Interview questions

5 Interview Tactics You Should Use to Close the Best Sales People

When you want to hire a new salesperson, don’t just sit the person down and have a traditional chat, advises Emily Wagner, sales recruiting manager at LinkedIn. “Get into actual ‘role play’ sessions where the candidate has to perform on the spot, so that you can uncover whether they have the skill set that’s needed.”

It’s often necessary to go the extra mile when it comes to hiring sales people, because you need to get beneath the sometimes smooth talking exterior of a candidate to determine if they’re a good fit.

Here are five tips from the LinkedIn recruiting team on how to best screen sales team candidates:

1. Understand candidate’s previous sales culture

Beyond looking at the success of a candidate’s prior history, such as membership in the President’s club four years in a row, or their winning sales statistics, “It’s really important to understand the corporate culture of where a candidate was selling previously,” explains Larry Gould, Senior Enterprise Relationship Manager at LinkedIn.

It’s critical to put a candidate’s background into the proper context, in order to understand if they will work out at a new organization. “If you’re a top performer at an organization like salesforce.com, or Oracle for example, where you know the people are super hungry, that is different than being a top performer in a less aggressive environment,” Gould shares.

2. Find out what kind of sales methodology they’ve practiced

Different companies use differing methodologies to sell such as solutions sales, where the salesperson sells by uncovering a problem or complaint his customer is having, and looks to solve the problem using his company’s product or service.

“You don't want to hire an employee who has only had success using ’price-based selling’ as a means to sell, when the company the candidate will be working for uses ’solution sales’,” explains Wagner. “So that’s one of the first things we look at; how has the candidate has done deals or won sales in the past?”
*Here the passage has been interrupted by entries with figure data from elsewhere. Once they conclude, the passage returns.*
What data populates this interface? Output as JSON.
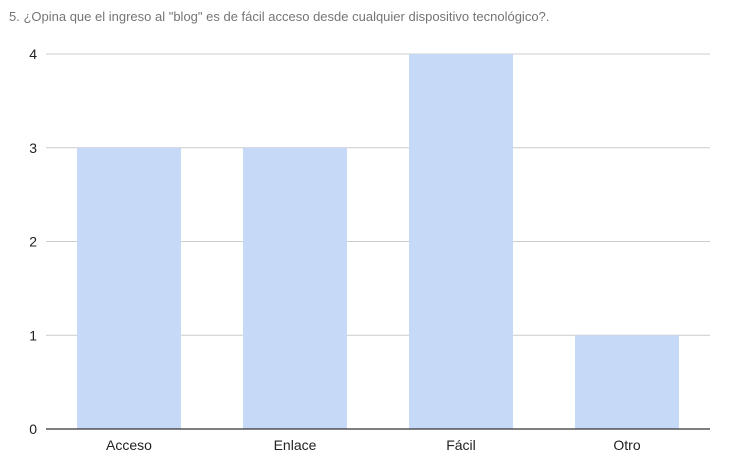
{
  "chart_data": {
    "type": "bar",
    "title": "5. ¿Opina que el ingreso al \"blog\" es de fácil acceso desde cualquier dispositivo tecnológico?.",
    "xlabel": "",
    "ylabel": "",
    "categories": [
      "Acceso",
      "Enlace",
      "Fácil",
      "Otro"
    ],
    "values": [
      3,
      3,
      4,
      1
    ],
    "ylim": [
      0,
      4
    ],
    "yticks": [
      "0",
      "1",
      "2",
      "3",
      "4"
    ],
    "grid": true,
    "legend": "none",
    "colors": {
      "bar": "#c6d9f7",
      "grid": "#cccccc",
      "axis": "#333333",
      "title": "#757575",
      "tick_label": "#222222"
    }
  }
}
3. Let them demonstrate their skills in action

When Gould was interviewing for a sales job at LinkedIn, he was handed the skeleton outline of a mock presentation, and told to run a sales meeting on the fly for the hiring managers.

Asking a candidate to actually demonstrate their sales skills is critical, says Gould. “In an interview, you can spin your story to be extremely personable, but when you have to actually run a meeting, and think quickly on your feet, that will reveal whether you can adapt to a situation, and demonstrate your true skills.”
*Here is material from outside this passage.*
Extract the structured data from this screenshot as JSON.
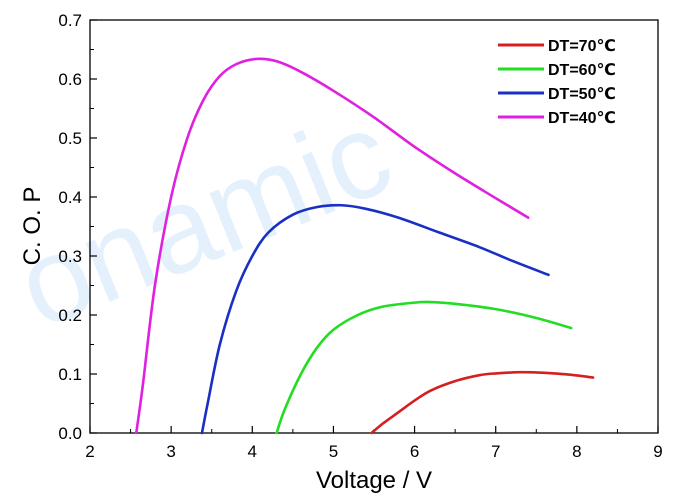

“Running interviews with role-play sessions can be helpful in weeding out sales candidates who aren’t really up to the task,” he says.

4. Ask behavioral questions that demonstrate leadership skills

“At LinkedIn we don’t just consider candidates’ ‘results,’ but we look for people who have shown that they have the skills to lead others as well,” says Wagner.

Leadership skills don't necessarily have to be from their prior employment, Wagner adds. They could come from a role at a volunteer organization.”

“By asking questions such as ‘When have you led a project or initiative, or worked in a leadership capacity?’, we can find out, not only if a person can perform well for themselves, but whether they’re capable of upping the overall performance of the team they’re working on.”

5. Reach out to unspecified references on LinkedIn

In the modern-hiring era, it’s pretty much a given that any reference a candidate gives is going to offer up a stellar recommendation of the person in question.

Instead of relying on those sorts of references where you might be unknowingly talking to a sale person’s best friend, Gould recommends using LinkedIn connections, to discover people who have worked with a candidate in a previous company, who might be willing to discuss their qualifications and skills from a more objective point of view.

“It’s becoming a common practice,” explains Gould, “to send an email to a connection saying: ‘I see you’ve worked with this person. Do you know this person well enough to comment on their skills, and can you tell me whether they’re any good?’ And in most cases, the person will come back and tell you either, ‘Yes, I know them well enough to comment,’ or simply, ‘Not really, I just had a drink with them once’.”